The youngest Leiter’s debut will come 40 years after his father was drafted in the second round by the Yankees. Al made his first big league appearance in 1987 at just 21 years old. Although injuries hampered him throughout the early stages of his career, he soon became one of the game’s most dependable starters. The only southpaw of the four Leiter hurlers, Al averaged 191 innings per season from 1995-2004 and finished his career with 162 wins and nearly 2,400 innings under his belt. His career ended where it began -- with the Yankees -- in 2005, when Jack was 5 years old.
A two-time World Series champion, Al has a pitching career that is packed with big moments on the mound. He pitched for the Blue Jays in their Fall Classic-clinching Game 6 victory over the Phillies in 1993. He authored the first no-hitter in Marlins franchise history in 1996. After earning his second All-Star nod, he helped lead the Mets to the National League pennant in 2000.
But there’s nothing quite like watching your son on the mound.
“It is nerve-racking,” Al said in 2019. “I have to admit watching my son do something that he loves is way harder and much worse, shall I say, than whatever I did.”
Al was traded from the Yankees to the Blue Jays in April 1989, about 15 months before his older brother made his MLB debut with the Bronx Bombers. A fourth-round pick of the Orioles in 1983, Mark pitched for eight clubs over 11 seasons and recorded a 4.57 ERA through 1,184 1/3 frames.
Mark Jr. was born in 1991, ahead of his father’s second big league season. He broke in with the Phillies in 2017, four years after they drafted him in the 22nd round. But he really broke through with the Cubs in 2022 and compiled a 116 ERA+ over the past two seasons while making 104 appearances, mostly out of the bullpen. The 33-year-old has yet to give up an earned run across nine games (10 innings) this season.
“It's been a really great journey, but it's just like you and Dad always said -- you guys were still getting better into your late 30s,” Mark Jr. said to Uncle Al during an episode of MLB Central earlier this month.
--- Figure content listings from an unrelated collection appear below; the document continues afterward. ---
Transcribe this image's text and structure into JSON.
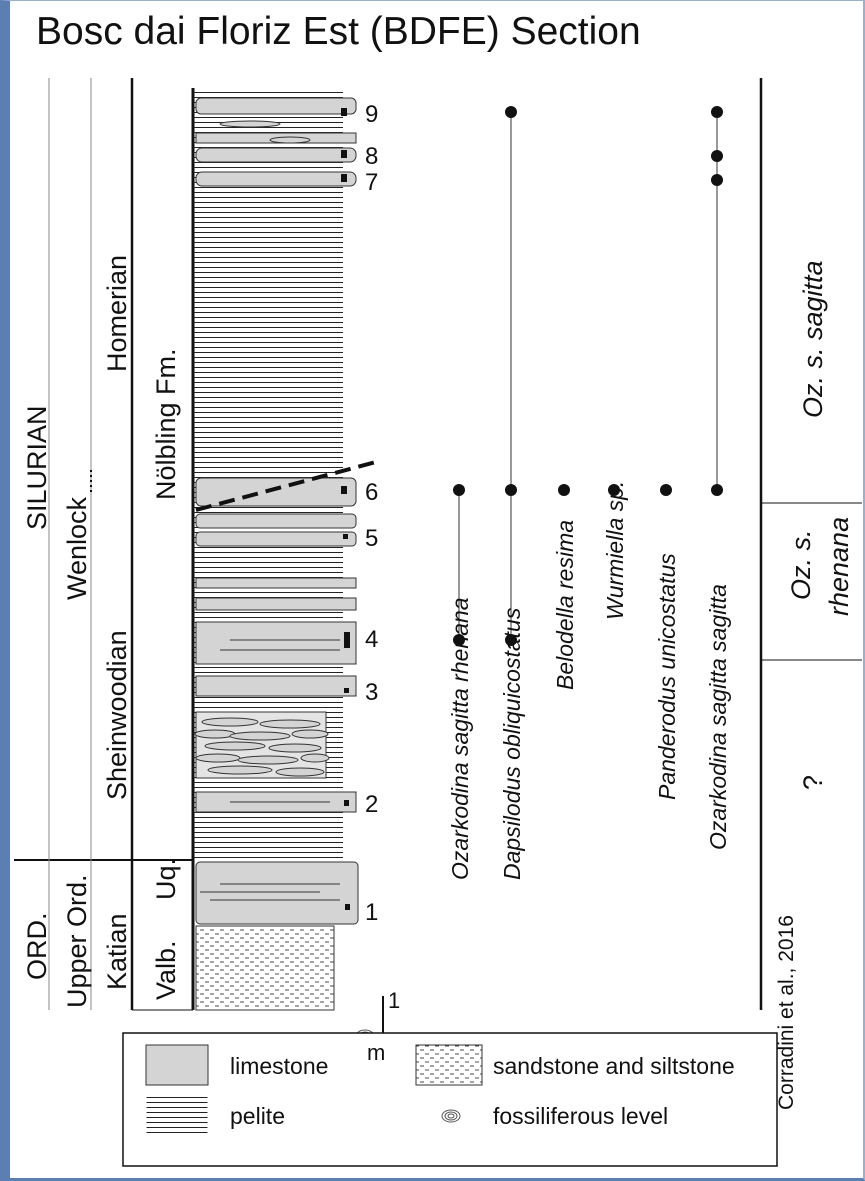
{
  "title": "Bosc dai Floriz Est (BDFE) Section",
  "credit": "Corradini et al., 2016",
  "stratigraphy": {
    "system_silurian": "SILURIAN",
    "system_ord": "ORD.",
    "series_wenlock": "Wenlock",
    "series_upper_ord": "Upper Ord.",
    "stage_homerian": "Homerian",
    "stage_sheinwoodian": "Sheinwoodian",
    "stage_katian": "Katian",
    "formation_nolbling": "Nölbling Fm.",
    "formation_uq": "Uq.",
    "formation_valb": "Valb."
  },
  "samples": [
    "1",
    "2",
    "3",
    "4",
    "5",
    "6",
    "7",
    "8",
    "9"
  ],
  "scale": {
    "value": "1",
    "unit": "m"
  },
  "taxa": [
    "Ozarkodina sagitta rhenana",
    "Dapsilodus obliquicostatus",
    "Belodella resima",
    "Wurmiella sp.",
    "Panderodus unicostatus",
    "Ozarkodina sagitta sagitta"
  ],
  "zones": {
    "upper": "Oz. s. sagitta",
    "middle_line1": "Oz. s.",
    "middle_line2": "rhenana",
    "lower": "?"
  },
  "legend": {
    "limestone": "limestone",
    "pelite": "pelite",
    "sandstone": "sandstone and siltstone",
    "fossiliferous": "fossiliferous level"
  }
}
It’s taken some time for Mark Leiter Jr. to make a name for himself in the Majors. Conversely, people all around the baseball world have known his cousin's name for a long time. Jack was one of the top high school prospects in the Class of 2019 and was often unhittable at Vanderbilt. To wit, he strung together 20 consecutive hitless innings over a three-start span in 2021 that included a 16-strikeout no-hitter against South Carolina.
His time in pro ball has had plenty of bumps; Jack finished with an ERA over 5.00 and a walk rate over 5.0 in 2022 and '23. But the 24-year-old has curtailed his penchant for issuing walks this season -- only three in 14 1/3 innings at Triple-A -- while leaning on his mid-to-high-90s fastball that’s foremost responsible for his 11.6 K/9 rate in the Minors. He struck out 10 batters and walked no one over six innings in his last start for the Round Rock Express on Friday.
He then learned Tuesday that he’ll be bringing that power four-seamer to the Majors. His first phone call upon hearing the news was to dad, of course.
“It was a long conversation,” Jack said, “and I was kind of blacked out. He said how proud he was, just reflecting on being a little kid in the backyard and all those special, special memories looking back of working hard from a young age. So, that was a special conversation, for sure.”